"I dig your groovy tunes, man."
"Hey, thanks, but I can't take complete credit for the groove - I owe it to my crew."
"And whose that...?" He tried to sound casual, but I could see right through his sordid attempt. "Think it's that easy, huh? Folks have come up with a lot better."
It's rude to treat fans with disrespect, but it's the means to the end of keeping up the band's mystique. I got it down to some basic rules: Never mention another bandmate's name, let alone your own; never tell a stranger you're in a band, let alone a friend; and for god's sake, never play a live performance, let alone sign any merchandise. But one bandmate, who will obviously remain nameless, signed us up for a live performance which under normal circumstances would've heralded his removal from the band, but under the unusual circumstance of each of us being broke, it heralded us to let it slide.

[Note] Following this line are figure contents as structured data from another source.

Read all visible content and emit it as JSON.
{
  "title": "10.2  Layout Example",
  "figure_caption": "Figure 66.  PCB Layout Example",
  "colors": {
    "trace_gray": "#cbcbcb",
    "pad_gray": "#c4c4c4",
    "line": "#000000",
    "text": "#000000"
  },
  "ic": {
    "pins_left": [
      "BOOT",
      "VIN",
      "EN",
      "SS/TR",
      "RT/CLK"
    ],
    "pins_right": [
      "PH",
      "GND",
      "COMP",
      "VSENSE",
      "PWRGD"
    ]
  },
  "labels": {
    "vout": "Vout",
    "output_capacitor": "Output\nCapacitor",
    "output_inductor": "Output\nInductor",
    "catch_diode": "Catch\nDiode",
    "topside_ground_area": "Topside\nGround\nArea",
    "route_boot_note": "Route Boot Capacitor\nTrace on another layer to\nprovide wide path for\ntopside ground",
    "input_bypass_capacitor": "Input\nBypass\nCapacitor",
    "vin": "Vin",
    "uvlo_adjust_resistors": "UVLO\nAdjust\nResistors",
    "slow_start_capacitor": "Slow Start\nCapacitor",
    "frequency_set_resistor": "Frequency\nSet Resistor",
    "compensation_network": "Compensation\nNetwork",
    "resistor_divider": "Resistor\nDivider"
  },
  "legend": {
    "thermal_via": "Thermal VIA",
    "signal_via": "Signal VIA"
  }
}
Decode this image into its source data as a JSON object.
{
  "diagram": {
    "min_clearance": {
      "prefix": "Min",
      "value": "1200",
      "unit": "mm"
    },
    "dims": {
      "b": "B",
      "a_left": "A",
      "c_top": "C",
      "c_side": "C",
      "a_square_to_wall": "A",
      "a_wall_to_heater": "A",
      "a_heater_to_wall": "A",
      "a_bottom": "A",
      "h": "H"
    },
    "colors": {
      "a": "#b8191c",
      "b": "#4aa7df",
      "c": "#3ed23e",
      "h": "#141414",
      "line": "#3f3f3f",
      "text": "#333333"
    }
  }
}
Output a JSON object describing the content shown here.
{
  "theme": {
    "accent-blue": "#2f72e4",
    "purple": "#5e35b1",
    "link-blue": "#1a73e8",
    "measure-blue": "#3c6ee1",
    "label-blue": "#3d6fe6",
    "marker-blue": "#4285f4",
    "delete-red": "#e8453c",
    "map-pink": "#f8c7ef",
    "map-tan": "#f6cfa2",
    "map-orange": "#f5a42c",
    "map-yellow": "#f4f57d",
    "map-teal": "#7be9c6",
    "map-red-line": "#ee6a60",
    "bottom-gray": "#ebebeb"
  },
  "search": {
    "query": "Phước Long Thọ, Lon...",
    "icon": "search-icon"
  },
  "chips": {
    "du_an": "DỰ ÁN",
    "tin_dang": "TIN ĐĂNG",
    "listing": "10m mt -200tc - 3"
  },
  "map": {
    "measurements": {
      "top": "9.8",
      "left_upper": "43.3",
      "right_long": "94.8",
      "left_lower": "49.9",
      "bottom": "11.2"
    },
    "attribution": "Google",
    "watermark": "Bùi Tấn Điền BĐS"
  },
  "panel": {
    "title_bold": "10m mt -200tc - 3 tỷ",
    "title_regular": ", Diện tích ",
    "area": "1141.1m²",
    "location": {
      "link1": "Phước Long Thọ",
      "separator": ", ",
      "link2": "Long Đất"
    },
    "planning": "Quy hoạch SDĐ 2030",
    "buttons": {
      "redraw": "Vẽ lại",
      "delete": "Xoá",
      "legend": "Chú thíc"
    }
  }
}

The curtain had long since closed, and the dregs of the audience were milling around the lobby supposedly waiting for their autographs, but the joke was on them, for like the curtains, the band had long since left. Now that I thought about it, it was very odd that these folk were still here because after the performance's last note we immediately told the audience to "clear out." It was all seeming very fishy until I spotted a bandmate signing our names - my name included! - onto the arms and legs of other men in thick permanent ink. The ink sunk into the pours of their skin at about the same speed that I sunk into a pit of fear. I creeped through the sparse crowd with my head bent down, sliding up behind him to whisper "how could you" softly in his ear as he jovially scribbled his initials onto a retired forestry professor's left elbow. I saw the hairs on the back of his neck stand up as the weight of my soft words punctuated his heart, giving me an enormous sense of satisfaction because I, unlike him, made the rules, and I, unlike him, have never broken the rules, and I! Unlike him! caught him breaking the rules. As he turned around I set my face in an annoying "I'm right and you're wrong" expression, but the expression quickly evaporated when I saw the blazing look in his eyes.

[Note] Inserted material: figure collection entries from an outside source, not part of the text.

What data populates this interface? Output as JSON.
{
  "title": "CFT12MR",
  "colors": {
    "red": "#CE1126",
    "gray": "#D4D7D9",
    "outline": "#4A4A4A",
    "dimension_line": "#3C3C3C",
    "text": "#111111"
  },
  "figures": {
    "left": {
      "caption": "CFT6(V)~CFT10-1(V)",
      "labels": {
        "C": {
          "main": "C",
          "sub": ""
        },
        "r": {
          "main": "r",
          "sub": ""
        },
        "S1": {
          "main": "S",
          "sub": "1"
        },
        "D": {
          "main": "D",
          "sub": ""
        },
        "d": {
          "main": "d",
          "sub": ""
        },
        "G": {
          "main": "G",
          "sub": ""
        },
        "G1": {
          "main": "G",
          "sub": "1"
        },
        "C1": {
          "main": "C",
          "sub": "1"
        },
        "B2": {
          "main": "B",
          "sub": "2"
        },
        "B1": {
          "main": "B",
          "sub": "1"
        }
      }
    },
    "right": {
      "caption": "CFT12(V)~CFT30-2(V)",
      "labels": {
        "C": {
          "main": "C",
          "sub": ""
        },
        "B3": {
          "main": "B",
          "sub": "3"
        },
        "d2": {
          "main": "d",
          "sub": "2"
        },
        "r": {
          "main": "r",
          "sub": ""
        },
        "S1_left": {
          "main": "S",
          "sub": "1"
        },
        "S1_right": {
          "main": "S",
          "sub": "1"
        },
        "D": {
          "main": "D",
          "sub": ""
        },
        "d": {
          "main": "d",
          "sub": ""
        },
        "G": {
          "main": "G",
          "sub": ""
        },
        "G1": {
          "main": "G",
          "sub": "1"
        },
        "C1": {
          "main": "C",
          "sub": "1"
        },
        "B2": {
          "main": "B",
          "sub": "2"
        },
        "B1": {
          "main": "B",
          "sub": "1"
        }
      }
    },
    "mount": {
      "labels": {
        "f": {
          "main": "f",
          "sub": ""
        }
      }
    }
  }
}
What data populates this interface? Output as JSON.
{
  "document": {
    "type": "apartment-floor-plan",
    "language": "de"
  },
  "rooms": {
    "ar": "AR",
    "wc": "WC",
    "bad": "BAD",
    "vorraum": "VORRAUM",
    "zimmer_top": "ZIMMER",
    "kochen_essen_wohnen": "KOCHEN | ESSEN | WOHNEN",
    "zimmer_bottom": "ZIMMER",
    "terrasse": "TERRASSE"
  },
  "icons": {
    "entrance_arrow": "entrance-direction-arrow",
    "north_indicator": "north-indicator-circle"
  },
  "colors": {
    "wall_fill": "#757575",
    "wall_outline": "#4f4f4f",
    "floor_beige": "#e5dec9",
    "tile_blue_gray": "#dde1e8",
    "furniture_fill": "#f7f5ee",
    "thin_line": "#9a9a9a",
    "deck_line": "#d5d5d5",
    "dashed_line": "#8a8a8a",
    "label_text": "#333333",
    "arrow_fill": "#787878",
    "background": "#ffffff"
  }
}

"I'll show you how I could." And with the air of a man who'd recently fought out his docile tendencies, he raised his pen to the sky and said in a great booming voice: "My name is Harold. I play the drums. And no one can stop me from identifying myself." The fans, now adorned with Harold's magnificent loopy signatures, wooped and cheered at his words. My heart swelled with shame for myself and pride for my friend. I raised an invisible glass into the sky so that Harold and I stood side by side, fists jutted into the air - one with a pen and one with an invisible glass -and said, "To Harold: drummer of drummers and star of stars!"